Не помирил Аркадия с сыном даже спорт – Толя не признавал утренней гимнастики, мог пропустить тренировку, не соблюдал режим, давая отцу повод говорить об авантюризме и в конце концов подтвердив его опасения: став чемпионом, он перешел на эстраду и вскоре был арестован за левые концерты. Диплом он получал заочно, далеко за тридцать; вместе с женой долгое время тренировал в ЦСКА девочек-гимнасток, вкладывая в них свое несостоявшееся отцовство и до сих пор являясь поверенным тайн своих бывших воспитанниц, а после смерти Аркадия неожиданно вернулся на эстраду, на этот раз – с куклами. В отличие от учениц одушевленных их не могли забрать у него в сборную, их не нужно было устраивать в институт, жертвуя дядям из «Буревестника» десять лет работы, они не влюблялись и не беременели, вынуждая заботиться об абортах его, испытывавшего в таких случаях состояние нищего, на глазах которого пренебрегают тем, чего хватило бы ему на целую жизнь. Делать куклы у Толи обнаружился талант, и больше всего Евгения Михайловна жалела о том, что мастерскую в Толиной квартире не видит Аркадий, упрекавший сына в безрукости и иронизировавший, что приспособить его к какому-либо орудию труда не удалось даже исправительному учреждению (все три года и четыре месяца Толя заведовал в колонии клубом). Не вынимая изо рта янтарный мундштук, в перерывах между гастролями Толя не отходил от верстака вовсе, считалось, что способностью двигаться его куклы превосходят образцовские, зато сам он двигаться почти перестал, располнел, приобрел одышку, и его Наташа уже не позволяла ему носить их тяжелый реквизит. Артистичная от природы, в их семейном театре невестка была и художественный руководитель, и костюмер: в поисках материала на курточку или штанишки для очередного питомца она не ленилась объехать весь город, и в таких случаях ей, как правило, сопутствовал Толя, словно одеть предстояло вовсе не куклу.

Закрыв за сыном дверь, Евгения Михайловна снова испытала обиду, потому что привезти ветеринара не требовало времени больше, чем объехать «Ткани» и «Мерный лоскут». Получалось, что она заслужила у сына меньше новоиспеченного Второгодника Вовочки, которому предстояло веселить школьников во время весенних каникул. Но тут она вспомнила Толин цвет лица – помимо бесконечного курения сказывалась не самая здоровая в пятьдесят четыре года чемоданная жизнь – и что Наташа рассказывала про его мечту уйти в мастерские к Образцову, куда его звали, но где он зарабатывал бы, конечно, значительно меньше.

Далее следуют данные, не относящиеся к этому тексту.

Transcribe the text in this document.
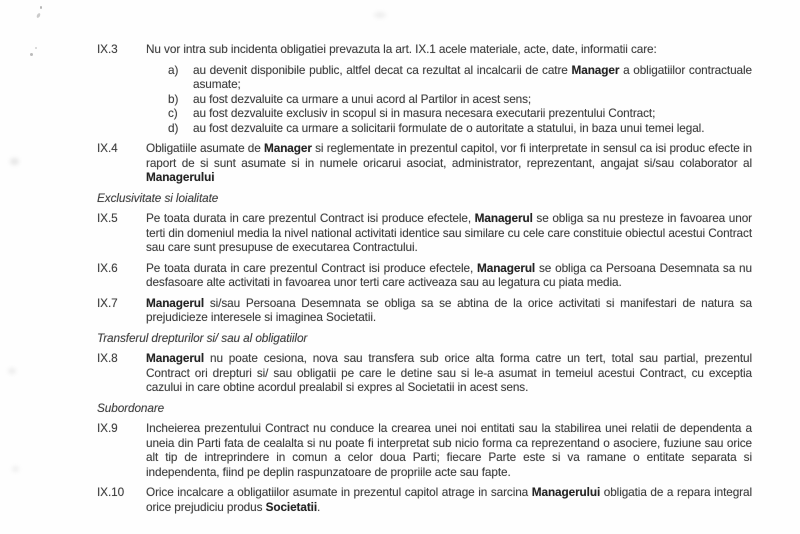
IX.3	Nu vor intra sub incidenta obligatiei prevazuta la art. IX.1 acele materiale, acte, date, informatii care:

a)	au devenit disponibile public, altfel decat ca rezultat al incalcarii de catre Manager a obligatiilor contractuale asumate;
b)	au fost dezvaluite ca urmare a unui acord al Partilor in acest sens;
c)	au fost dezvaluite exclusiv in scopul si in masura necesara executarii prezentului Contract;
d)	au fost dezvaluite ca urmare a solicitarii formulate de o autoritate a statului, in baza unui temei legal.
IX.4	Obligatiile asumate de Manager si reglementate in prezentul capitol, vor fi interpretate in sensul ca isi produc efecte in raport de si sunt asumate si in numele oricarui asociat, administrator, reprezentant, angajat si/sau colaborator al Managerului

Exclusivitate si loialitate
IX.5	Pe toata durata in care prezentul Contract isi produce efectele, Managerul se obliga sa nu presteze in favoarea unor terti din domeniul media la nivel national activitati identice sau similare cu cele care constituie obiectul acestui Contract sau care sunt presupuse de executarea Contractului.

IX.6	Pe toata durata in care prezentul Contract isi produce efectele, Managerul se obliga ca Persoana Desemnata sa nu desfasoare alte activitati in favoarea unor terti care activeaza sau au legatura cu piata media.

IX.7	Managerul si/sau Persoana Desemnata se obliga sa se abtina de la orice activitati si manifestari de natura sa prejudicieze interesele si imaginea Societatii.

Transferul drepturilor si/ sau al obligatiilor
IX.8	Managerul nu poate cesiona, nova sau transfera sub orice alta forma catre un tert, total sau partial, prezentul Contract ori drepturi si/ sau obligatii pe care le detine sau si le-a asumat in temeiul acestui Contract, cu exceptia cazului in care obtine acordul prealabil si expres al Societatii in acest sens.

Subordonare
IX.9	Incheierea prezentului Contract nu conduce la crearea unei noi entitati sau la stabilirea unei relatii de dependenta a uneia din Parti fata de cealalta si nu poate fi interpretat sub nicio forma ca reprezentand o asociere, fuziune sau orice alt tip de intreprindere in comun a celor doua Parti; fiecare Parte este si va ramane o entitate separata si independenta, fiind pe deplin raspunzatoare de propriile acte sau fapte.

IX.10	Orice incalcare a obligatiilor asumate in prezentul capitol atrage in sarcina Managerului obligatia de a repara integral orice prejudiciu produs Societatii.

Разумеется, им двоим хватало бы, были и сбережения, к тому же невестка могла вернуться в гимнастику – ставить вольные и упражнения на бревне. Только откуда бы тогда взялись ежемесячные сто рублей, кожаное пальто, купленное Толей племяннице на день рождения, магнитофон племяннику, традиционный конверт сестре к отпуску!.. Евгения Михайловна даже остановилась, словно свою мечту Толя уже осуществил и срочно предстояло искать способ восполнить в Сонином бюджете эту брешь, и впервые ощутила нечто вроде вины перед сыном, вынужденным терпеть её пишущую машинку, как будто его помощь ей была недостаточной. О судьбе своих денег Толя, разумеется, догадывался, назови Евгения Михайловна цифру, которая избавила бы её от необходимости подрабатывать, он, не задумываясь, давал бы столько. Однако, по-видимому, не составляло для него тайны и то, что, объявись у матери возможность добавлять к Сониной зарплате миллион, она все равно не расстанется со своей «Олимпией», чтобы всунуть дочери ещё пять рублей.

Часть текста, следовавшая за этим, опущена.